2009年に社長に復帰した当時、ネットリサーチ業界は早くも成熟し、廉売競争が始まっていた。このまま進んでいくと業界全体がおかしくなる。そこで、ヤフーの社長だった井上雅博さんと話をして同グループのヤフー・バリュー・インサイトと経営統合しました。今期は電通の関連会社も連結に入れたことで、マクロミルは250億円ぐらいの売り上げ規模になります。サイズだけをみれば2009年に売り上げ70億円だった会社が4倍近くまで大きくなったわけです。
その間に海外展開も進めてきました。韓国には当社の子会社、マクロミルエムブレインがあります。韓国トップのネットリサーチ会社で現在、KOSDAQへの上場を準備しています。中国にも拠点があり、アジアでの展開を進めています。
成熟した国内で業界再編を自ら進める一方、新規事業の育成や、海外では環太平洋への展開を進めてきた。こうした作業を進める中で、1年半ほど前から、上場したままで会社を成長させるか、いったん非上場化して進めるのか検討を続けていました。
ベインは銀行に紹介してもらった
――水面下で非上場化の研究を進めていた、と。
常々、非公開化したいなんて外に向かって言っていたら大問題ですよね。株価にも影響する。実際、外には一切話をしなかった。

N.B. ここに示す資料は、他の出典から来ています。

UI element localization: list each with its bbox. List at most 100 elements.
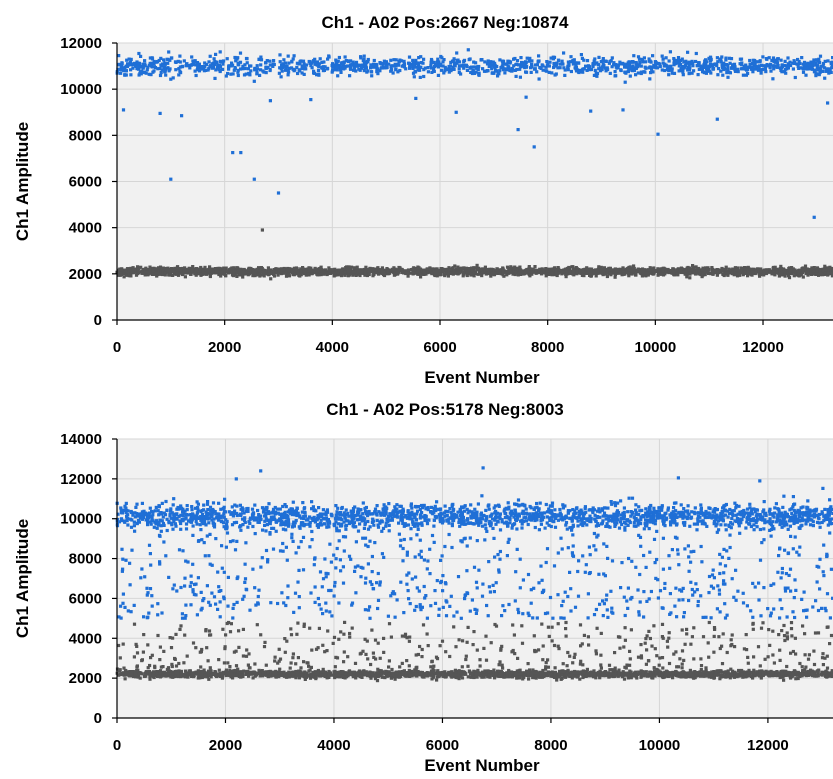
data-point: [516, 128, 520, 132]
data-point: [317, 72, 321, 76]
data-point: [241, 64, 245, 68]
data-point: [230, 266, 234, 270]
data-point: [501, 62, 505, 66]
data-point: [633, 272, 638, 276]
data-point: [739, 63, 744, 67]
data-point: [733, 65, 737, 69]
data-point: [699, 668, 703, 672]
data-point: [145, 68, 149, 72]
data-point: [524, 95, 528, 99]
data-point: [298, 69, 302, 73]
data-point: [334, 269, 338, 273]
data-point: [277, 71, 281, 75]
data-point: [792, 60, 796, 64]
data-point: [222, 59, 226, 63]
data-point: [437, 272, 442, 276]
data-point: [544, 69, 548, 73]
data-point: [117, 273, 121, 277]
data-point: [566, 68, 570, 72]
data-point: [164, 268, 168, 272]
data-point: [473, 271, 477, 275]
data-point: [136, 272, 140, 276]
data-point: [518, 75, 522, 79]
data-point: [140, 271, 144, 275]
data-point: [647, 66, 651, 70]
data-point: [471, 69, 475, 73]
data-point: [632, 54, 636, 58]
data-point: [452, 67, 456, 71]
data-point: [812, 215, 816, 219]
data-point: [724, 58, 728, 62]
data-point: [411, 272, 415, 276]
data-point: [726, 75, 730, 79]
data-point: [147, 72, 151, 76]
data-point: [213, 670, 218, 674]
data-point: [411, 58, 415, 62]
data-point: [705, 69, 709, 73]
data-point: [677, 59, 681, 63]
data-point: [531, 676, 535, 680]
data-point: [552, 61, 556, 66]
data-point: [222, 269, 226, 273]
data-point: [369, 676, 373, 680]
data-point: [432, 69, 436, 73]
data-point: [227, 67, 231, 71]
data-point: [230, 61, 234, 65]
data-point: [134, 675, 138, 679]
data-point: [286, 54, 290, 58]
data-point: [445, 268, 450, 272]
data-point: [715, 56, 719, 60]
data-point: [556, 58, 561, 62]
data-point: [360, 269, 364, 273]
data-point: [371, 267, 375, 271]
data-point: [818, 54, 823, 58]
data-point: [271, 64, 275, 68]
data-point: [134, 270, 138, 274]
data-point: [166, 61, 170, 65]
data-point: [313, 57, 317, 61]
data-point: [190, 269, 194, 273]
data-point: [234, 59, 238, 63]
data-point: [591, 63, 595, 68]
data-point: [810, 267, 814, 271]
data-point: [159, 71, 163, 75]
data-point: [333, 676, 337, 680]
data-point: [231, 63, 235, 67]
data-point: [335, 68, 339, 72]
data-point: [716, 67, 721, 71]
data-point: [830, 271, 833, 275]
data-point: [152, 59, 156, 64]
data-point: [814, 61, 818, 65]
data-point: [618, 270, 622, 274]
data-point: [552, 64, 556, 68]
data-point: [164, 73, 168, 77]
data-point: [830, 266, 833, 271]
data-point: [447, 266, 451, 270]
data-point: [820, 670, 824, 674]
data-point: [763, 268, 767, 272]
y-axis-title-top: Ch1 Amplitude: [13, 122, 32, 241]
data-point: [572, 58, 576, 62]
data-point: [715, 117, 719, 121]
data-point: [292, 266, 297, 270]
data-point: [232, 274, 236, 278]
data-point: [214, 68, 218, 72]
data-point: [206, 68, 210, 72]
data-point: [163, 273, 167, 277]
data-point: [249, 64, 253, 68]
data-point: [378, 69, 382, 73]
data-point: [697, 61, 701, 65]
data-point: [377, 269, 381, 273]
data-point: [496, 74, 500, 78]
data-point: [827, 271, 831, 275]
data-point: [387, 62, 391, 66]
x-tick-label: 2000: [208, 339, 241, 356]
data-point: [127, 57, 131, 61]
data-point: [812, 269, 817, 273]
data-point: [507, 270, 512, 274]
data-point: [753, 270, 757, 274]
data-point: [785, 64, 790, 69]
data-point: [630, 272, 634, 276]
data-point: [208, 54, 212, 58]
data-point: [212, 57, 216, 61]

ただおもしろいもので、私たちが非上場化したい、と考えているタイミングに、外からいろいろな話が来ました。パートナーになりたいという会社もいくつか現れたので話をしましたが、「帯に短し、たすきに長し」でうまくいかない。そこで、みずほ銀行からベインキャピタルを紹介してもらいました。私たちはすでに非上場化のシミュレーションをしてきたので、話は早かった。ベインさんもスピーディーにデューデリジェンス(資産査定)を進めてくれたので、2カ月くらいでまとまりました。